En la lógica de las demostraciones, carece de importancia o pertinencia la opinión de muchos ni de pocos. En cambio, Locke dio al clavo con su intuición matemática: en la probabilidad juegan el azar, las pasiones y los intereses, las concordias y las discordias, y la vida política no es geométrica sino aproximativa: “la probabilidad es la apariencia del acuerdo de las ideas sobre pruebas falibles… Es para suplir la falta de conocimiento” (Ensayo sobre el entendimiento humano, IV, cap. XV, “De la probabilidad”). Eureka. Había dado con un recurso formidable: podemos avanzar racionalmente y obtener conocimientos tentativos, pero reales, y tan relativos como inteligentes, en los terrenos de lo que ignoramos. Amplió las fronteras de la racionalidad probable a la tierra desconocida del tiempo, el azar y, principalmente, el modo de conducirnos social y políticamente en medio de una ignorancia que no vamos a superar, pero podemos civilizar. La racionalidad cundida de incertidumbres, no de errores; no menos rigurosa, pero mucho menos pretenciosa respecto del conocimiento.

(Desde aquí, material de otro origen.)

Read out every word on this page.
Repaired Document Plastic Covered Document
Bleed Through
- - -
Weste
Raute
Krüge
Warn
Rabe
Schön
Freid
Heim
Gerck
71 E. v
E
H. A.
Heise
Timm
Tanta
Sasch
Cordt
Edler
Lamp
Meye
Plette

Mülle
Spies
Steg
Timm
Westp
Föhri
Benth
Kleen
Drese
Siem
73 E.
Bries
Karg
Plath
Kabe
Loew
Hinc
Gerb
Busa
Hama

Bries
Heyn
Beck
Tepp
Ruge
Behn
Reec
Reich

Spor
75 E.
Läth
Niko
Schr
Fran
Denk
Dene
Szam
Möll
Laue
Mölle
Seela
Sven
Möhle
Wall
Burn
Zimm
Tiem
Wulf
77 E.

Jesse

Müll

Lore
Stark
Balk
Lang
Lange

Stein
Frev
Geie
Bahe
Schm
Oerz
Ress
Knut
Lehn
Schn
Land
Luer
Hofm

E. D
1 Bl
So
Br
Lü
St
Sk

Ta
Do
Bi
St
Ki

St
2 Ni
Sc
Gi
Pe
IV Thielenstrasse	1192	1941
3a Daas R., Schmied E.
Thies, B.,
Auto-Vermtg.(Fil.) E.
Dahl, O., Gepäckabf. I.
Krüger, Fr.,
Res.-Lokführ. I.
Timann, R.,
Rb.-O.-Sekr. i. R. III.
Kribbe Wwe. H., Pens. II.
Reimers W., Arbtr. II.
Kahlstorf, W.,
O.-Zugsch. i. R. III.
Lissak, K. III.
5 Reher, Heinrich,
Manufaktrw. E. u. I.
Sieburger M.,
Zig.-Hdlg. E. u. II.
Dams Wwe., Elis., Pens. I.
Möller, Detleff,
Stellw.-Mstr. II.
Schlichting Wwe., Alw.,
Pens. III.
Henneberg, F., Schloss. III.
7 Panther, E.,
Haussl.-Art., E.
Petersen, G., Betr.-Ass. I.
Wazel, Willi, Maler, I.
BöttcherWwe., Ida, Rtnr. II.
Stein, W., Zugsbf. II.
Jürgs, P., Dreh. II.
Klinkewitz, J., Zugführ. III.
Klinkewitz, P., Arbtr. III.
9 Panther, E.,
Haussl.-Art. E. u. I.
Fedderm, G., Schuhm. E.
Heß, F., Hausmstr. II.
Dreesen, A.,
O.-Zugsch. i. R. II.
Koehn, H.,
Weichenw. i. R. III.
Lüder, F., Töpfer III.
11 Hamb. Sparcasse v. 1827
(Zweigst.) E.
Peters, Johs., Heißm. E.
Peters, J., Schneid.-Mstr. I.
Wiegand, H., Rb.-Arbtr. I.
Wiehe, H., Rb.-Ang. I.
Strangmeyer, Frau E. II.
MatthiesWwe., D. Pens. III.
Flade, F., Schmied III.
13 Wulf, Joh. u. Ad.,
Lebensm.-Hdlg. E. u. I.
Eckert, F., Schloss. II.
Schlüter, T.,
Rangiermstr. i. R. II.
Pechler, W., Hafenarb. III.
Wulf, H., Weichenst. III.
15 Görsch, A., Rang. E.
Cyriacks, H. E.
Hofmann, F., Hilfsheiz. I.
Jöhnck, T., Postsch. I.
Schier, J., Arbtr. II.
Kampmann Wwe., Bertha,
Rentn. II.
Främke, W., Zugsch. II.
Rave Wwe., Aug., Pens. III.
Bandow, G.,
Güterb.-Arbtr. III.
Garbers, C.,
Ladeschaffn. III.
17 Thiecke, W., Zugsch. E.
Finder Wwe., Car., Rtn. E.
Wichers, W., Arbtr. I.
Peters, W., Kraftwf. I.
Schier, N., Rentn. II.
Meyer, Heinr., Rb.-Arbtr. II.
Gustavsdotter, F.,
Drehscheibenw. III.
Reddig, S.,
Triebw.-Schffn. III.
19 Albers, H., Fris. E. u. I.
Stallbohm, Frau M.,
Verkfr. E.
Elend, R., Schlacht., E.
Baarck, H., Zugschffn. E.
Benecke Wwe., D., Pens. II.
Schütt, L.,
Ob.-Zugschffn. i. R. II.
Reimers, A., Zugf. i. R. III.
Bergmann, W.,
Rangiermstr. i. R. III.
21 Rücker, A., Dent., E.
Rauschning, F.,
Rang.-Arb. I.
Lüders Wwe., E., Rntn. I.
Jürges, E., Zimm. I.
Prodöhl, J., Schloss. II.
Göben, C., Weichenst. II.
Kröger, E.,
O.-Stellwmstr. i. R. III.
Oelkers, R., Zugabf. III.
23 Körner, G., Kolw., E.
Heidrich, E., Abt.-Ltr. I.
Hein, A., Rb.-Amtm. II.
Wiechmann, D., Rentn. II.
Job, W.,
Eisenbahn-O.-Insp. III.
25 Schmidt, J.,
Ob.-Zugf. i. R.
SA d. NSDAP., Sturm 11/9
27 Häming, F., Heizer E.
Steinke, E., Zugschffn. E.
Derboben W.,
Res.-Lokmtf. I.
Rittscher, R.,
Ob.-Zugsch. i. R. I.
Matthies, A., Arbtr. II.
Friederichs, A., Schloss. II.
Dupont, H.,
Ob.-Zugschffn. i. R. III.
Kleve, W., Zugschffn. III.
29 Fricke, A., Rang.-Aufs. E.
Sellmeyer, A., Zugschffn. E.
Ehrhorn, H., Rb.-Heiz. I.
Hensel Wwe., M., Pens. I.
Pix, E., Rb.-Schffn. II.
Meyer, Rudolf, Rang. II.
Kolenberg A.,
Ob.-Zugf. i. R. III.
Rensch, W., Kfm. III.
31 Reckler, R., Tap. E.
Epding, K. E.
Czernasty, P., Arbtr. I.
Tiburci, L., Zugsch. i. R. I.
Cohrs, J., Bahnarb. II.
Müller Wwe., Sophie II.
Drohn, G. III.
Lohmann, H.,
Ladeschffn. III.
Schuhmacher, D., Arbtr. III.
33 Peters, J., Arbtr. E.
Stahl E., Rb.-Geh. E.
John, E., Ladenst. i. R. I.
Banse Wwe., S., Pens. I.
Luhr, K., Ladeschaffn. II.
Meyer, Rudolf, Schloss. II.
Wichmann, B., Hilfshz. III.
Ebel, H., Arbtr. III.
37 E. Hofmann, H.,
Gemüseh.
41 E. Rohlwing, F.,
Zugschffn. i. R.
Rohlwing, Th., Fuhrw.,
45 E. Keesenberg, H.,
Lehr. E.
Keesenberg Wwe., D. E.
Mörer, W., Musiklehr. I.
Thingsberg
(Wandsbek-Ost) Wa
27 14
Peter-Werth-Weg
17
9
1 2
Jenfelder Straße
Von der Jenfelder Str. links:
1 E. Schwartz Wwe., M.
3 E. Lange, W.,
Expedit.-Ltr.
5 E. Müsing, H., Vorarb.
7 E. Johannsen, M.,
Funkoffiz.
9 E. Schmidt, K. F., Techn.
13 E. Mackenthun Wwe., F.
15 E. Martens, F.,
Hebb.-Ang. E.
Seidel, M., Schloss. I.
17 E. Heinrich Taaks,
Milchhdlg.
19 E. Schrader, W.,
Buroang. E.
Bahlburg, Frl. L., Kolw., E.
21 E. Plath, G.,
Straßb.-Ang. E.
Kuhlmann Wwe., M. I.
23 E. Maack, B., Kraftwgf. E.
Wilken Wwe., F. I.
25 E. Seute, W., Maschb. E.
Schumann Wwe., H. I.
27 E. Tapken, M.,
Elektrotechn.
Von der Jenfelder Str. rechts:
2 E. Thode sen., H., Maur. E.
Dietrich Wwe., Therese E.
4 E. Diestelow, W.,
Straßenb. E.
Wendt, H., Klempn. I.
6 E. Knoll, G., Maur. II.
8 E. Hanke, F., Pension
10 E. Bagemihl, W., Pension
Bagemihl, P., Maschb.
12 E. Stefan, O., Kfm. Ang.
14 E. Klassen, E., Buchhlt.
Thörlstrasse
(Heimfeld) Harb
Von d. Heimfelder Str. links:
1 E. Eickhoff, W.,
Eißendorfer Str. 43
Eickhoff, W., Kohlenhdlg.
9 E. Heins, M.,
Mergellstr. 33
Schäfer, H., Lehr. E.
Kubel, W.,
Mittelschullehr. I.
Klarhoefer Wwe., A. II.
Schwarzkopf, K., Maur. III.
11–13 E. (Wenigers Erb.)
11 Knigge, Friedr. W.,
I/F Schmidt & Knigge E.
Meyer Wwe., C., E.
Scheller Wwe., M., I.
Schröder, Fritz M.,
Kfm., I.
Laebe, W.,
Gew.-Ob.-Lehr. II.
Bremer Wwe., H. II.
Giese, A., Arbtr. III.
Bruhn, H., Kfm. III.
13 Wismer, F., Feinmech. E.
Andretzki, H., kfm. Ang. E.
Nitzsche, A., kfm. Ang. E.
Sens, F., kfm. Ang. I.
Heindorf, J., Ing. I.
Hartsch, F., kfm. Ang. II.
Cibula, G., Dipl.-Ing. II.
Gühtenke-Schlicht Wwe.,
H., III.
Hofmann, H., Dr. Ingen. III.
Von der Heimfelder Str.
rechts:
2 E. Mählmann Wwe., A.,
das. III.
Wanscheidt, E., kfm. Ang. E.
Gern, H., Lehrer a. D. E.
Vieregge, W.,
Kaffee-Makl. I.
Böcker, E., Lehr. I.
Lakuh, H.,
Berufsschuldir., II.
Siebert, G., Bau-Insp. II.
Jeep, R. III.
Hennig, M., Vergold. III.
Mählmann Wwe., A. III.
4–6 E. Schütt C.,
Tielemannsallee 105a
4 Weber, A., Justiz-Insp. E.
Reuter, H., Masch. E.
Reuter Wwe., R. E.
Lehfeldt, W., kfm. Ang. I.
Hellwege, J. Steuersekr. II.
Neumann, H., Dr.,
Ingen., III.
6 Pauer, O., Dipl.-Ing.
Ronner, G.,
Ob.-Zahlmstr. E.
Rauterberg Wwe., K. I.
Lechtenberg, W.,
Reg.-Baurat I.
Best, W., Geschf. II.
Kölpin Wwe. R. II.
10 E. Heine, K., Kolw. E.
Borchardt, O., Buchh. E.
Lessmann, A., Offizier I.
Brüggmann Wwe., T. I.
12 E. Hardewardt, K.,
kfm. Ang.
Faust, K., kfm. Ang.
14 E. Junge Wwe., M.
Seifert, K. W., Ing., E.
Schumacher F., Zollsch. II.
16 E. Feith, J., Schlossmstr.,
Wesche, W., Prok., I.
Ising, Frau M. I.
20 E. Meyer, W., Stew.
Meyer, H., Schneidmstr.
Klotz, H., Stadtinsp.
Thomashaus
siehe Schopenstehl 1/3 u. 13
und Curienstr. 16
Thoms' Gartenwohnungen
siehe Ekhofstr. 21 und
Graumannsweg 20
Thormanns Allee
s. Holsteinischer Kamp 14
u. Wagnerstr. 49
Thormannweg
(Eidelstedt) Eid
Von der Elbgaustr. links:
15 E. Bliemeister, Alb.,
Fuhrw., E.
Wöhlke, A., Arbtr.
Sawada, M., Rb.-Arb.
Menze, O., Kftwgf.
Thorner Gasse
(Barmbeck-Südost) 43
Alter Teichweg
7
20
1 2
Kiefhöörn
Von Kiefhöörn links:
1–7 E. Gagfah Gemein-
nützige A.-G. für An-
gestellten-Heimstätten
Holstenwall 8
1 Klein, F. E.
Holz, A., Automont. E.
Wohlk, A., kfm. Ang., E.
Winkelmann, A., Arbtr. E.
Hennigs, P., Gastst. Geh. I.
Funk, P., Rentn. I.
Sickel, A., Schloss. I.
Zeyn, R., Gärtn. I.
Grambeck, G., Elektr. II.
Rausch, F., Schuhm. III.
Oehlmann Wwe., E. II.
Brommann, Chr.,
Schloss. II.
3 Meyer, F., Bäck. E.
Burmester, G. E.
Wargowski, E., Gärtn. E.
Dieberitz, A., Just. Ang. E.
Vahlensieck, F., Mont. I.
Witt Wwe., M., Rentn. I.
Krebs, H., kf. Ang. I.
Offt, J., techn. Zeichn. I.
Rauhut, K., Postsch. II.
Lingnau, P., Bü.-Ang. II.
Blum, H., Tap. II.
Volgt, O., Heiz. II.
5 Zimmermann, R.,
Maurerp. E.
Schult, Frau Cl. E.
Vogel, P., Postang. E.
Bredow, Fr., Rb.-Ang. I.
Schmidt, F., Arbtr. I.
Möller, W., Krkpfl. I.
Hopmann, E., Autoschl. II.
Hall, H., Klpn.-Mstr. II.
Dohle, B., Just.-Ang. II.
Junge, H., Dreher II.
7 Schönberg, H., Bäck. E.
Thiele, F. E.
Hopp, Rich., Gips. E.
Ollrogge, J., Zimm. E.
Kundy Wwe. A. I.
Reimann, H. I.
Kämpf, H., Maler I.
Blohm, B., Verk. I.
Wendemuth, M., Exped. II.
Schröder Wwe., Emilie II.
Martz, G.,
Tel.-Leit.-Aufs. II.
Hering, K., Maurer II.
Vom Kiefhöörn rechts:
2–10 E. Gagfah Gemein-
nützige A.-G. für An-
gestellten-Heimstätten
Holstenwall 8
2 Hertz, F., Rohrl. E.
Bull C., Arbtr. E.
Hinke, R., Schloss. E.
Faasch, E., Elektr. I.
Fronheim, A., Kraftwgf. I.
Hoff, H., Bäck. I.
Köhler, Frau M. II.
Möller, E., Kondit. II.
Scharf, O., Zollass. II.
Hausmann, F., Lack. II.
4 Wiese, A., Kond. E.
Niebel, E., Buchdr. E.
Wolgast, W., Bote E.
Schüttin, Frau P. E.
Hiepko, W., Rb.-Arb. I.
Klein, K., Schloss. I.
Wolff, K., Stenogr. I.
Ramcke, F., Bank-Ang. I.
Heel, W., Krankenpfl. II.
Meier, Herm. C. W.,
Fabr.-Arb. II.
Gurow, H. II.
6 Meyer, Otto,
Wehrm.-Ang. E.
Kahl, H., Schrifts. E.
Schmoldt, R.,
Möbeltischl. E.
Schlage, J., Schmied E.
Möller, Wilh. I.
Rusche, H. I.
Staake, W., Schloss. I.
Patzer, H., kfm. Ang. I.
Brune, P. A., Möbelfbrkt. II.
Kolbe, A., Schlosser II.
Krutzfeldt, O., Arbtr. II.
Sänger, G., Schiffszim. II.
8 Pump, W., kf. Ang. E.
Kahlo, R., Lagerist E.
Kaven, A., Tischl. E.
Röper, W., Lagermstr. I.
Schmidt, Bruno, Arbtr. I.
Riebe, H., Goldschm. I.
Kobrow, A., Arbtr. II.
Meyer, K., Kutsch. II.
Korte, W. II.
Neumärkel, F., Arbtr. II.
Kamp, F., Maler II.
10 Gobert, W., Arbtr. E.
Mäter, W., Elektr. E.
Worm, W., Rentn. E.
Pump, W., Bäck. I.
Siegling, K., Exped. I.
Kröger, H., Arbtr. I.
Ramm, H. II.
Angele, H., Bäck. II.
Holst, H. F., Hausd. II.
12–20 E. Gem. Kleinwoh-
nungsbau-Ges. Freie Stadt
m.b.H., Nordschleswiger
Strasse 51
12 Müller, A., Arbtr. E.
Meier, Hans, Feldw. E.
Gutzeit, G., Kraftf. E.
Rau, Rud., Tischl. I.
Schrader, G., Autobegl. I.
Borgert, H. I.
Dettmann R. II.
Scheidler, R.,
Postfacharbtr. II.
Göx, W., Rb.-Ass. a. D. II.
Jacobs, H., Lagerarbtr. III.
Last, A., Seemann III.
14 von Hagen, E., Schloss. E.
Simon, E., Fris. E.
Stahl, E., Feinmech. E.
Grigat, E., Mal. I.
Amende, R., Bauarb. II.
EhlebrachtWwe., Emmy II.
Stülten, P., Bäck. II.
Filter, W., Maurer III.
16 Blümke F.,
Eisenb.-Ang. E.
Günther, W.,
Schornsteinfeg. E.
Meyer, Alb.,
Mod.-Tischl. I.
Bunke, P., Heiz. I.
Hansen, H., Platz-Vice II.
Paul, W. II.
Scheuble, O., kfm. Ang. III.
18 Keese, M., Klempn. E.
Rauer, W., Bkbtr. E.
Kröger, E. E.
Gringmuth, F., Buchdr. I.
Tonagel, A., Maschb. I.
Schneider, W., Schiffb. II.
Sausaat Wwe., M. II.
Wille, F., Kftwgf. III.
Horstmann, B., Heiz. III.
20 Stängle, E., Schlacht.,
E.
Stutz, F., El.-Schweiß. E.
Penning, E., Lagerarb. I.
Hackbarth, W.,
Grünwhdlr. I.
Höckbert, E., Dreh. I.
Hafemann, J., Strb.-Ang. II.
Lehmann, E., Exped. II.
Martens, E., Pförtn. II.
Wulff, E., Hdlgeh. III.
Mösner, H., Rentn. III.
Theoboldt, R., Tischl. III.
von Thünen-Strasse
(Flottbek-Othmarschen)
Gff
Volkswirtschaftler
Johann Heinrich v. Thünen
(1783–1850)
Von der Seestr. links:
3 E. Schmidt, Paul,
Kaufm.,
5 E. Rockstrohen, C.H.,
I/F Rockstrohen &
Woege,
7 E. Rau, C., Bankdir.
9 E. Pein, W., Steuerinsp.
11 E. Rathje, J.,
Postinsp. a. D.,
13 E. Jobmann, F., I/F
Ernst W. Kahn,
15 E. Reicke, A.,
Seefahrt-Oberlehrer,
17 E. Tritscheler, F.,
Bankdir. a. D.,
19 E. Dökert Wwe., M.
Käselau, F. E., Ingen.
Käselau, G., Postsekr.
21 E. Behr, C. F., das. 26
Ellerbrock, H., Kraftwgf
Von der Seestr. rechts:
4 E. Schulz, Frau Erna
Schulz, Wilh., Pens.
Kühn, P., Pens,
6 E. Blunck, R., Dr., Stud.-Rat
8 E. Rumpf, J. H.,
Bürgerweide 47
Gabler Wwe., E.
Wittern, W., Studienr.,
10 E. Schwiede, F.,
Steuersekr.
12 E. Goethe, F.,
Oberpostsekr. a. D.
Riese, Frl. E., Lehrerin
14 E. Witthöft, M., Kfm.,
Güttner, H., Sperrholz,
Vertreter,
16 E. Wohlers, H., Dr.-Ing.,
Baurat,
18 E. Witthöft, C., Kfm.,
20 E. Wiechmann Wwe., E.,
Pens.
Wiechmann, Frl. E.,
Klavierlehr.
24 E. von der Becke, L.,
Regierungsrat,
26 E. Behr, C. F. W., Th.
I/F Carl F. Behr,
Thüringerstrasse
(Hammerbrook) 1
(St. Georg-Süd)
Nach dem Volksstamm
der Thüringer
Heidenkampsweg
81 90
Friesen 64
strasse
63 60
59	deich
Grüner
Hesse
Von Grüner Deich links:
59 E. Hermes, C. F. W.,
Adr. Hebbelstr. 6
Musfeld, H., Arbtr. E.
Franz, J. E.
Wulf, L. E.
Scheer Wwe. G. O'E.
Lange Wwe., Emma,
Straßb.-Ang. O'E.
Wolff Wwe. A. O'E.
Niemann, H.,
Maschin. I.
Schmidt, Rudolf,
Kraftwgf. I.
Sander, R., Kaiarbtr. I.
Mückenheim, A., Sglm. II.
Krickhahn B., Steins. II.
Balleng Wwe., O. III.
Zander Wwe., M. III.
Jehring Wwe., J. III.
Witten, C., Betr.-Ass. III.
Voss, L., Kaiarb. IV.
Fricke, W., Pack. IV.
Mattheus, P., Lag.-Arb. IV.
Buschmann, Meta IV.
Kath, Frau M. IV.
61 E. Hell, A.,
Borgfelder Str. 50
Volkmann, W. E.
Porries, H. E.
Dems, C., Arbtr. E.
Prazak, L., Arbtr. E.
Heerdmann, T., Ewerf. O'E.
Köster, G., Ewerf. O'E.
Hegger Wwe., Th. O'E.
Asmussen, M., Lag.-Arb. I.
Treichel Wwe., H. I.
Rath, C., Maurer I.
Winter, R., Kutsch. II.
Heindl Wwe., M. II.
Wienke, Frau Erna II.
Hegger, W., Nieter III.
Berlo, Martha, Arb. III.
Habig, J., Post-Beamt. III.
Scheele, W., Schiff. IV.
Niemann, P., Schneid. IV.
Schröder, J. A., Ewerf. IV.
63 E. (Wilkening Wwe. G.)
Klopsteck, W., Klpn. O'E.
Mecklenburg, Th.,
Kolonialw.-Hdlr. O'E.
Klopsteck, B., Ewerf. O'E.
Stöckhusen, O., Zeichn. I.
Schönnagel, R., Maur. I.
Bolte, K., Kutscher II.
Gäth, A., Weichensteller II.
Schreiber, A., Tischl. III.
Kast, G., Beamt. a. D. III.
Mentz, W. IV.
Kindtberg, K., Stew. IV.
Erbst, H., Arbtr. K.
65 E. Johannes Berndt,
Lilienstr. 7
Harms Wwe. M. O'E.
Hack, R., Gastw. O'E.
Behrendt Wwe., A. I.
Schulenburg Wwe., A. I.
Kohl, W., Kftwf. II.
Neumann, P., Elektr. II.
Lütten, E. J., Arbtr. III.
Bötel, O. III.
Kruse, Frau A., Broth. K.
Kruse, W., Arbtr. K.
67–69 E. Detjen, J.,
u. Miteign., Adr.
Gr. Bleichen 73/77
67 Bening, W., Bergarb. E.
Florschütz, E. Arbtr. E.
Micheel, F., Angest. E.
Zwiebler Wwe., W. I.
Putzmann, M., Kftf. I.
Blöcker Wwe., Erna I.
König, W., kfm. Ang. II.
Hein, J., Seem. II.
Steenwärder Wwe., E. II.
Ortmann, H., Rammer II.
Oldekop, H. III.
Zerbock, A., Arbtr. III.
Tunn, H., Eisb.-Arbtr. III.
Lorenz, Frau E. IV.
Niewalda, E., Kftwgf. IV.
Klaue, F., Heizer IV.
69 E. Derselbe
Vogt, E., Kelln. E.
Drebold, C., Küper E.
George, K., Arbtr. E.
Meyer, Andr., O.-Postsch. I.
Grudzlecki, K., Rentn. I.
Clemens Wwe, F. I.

Ninguna afirmación acerca del mundo puede tomarse como conocimiento absoluto. Son probabilidades, decía Locke. Por más que muchas ciencias se acerquen a una tendencia cero en el error, la pinza de la demostración no se cierra del todo; por más preciso que fuera nuestro conocimiento de los fenómenos, está incumbido por la posibilidad del error. Y esto, respecto de las descripciones objetivas. No se diga respecto del juicio de valor.
Y aquí es donde extrañamos al quesque Hobbes de los pobres… si no hay certeza apodíctica respecto de las cosas objetivas, ¿cómo podríamos tenerla respecto de los juicios de valor, las opiniones, las militancias? Podemos aspirar a ser racionales, pero más nos vale tener en cuenta que no nos asiste el conocimiento sino la opinión y, cuando mucho, las probabilidades.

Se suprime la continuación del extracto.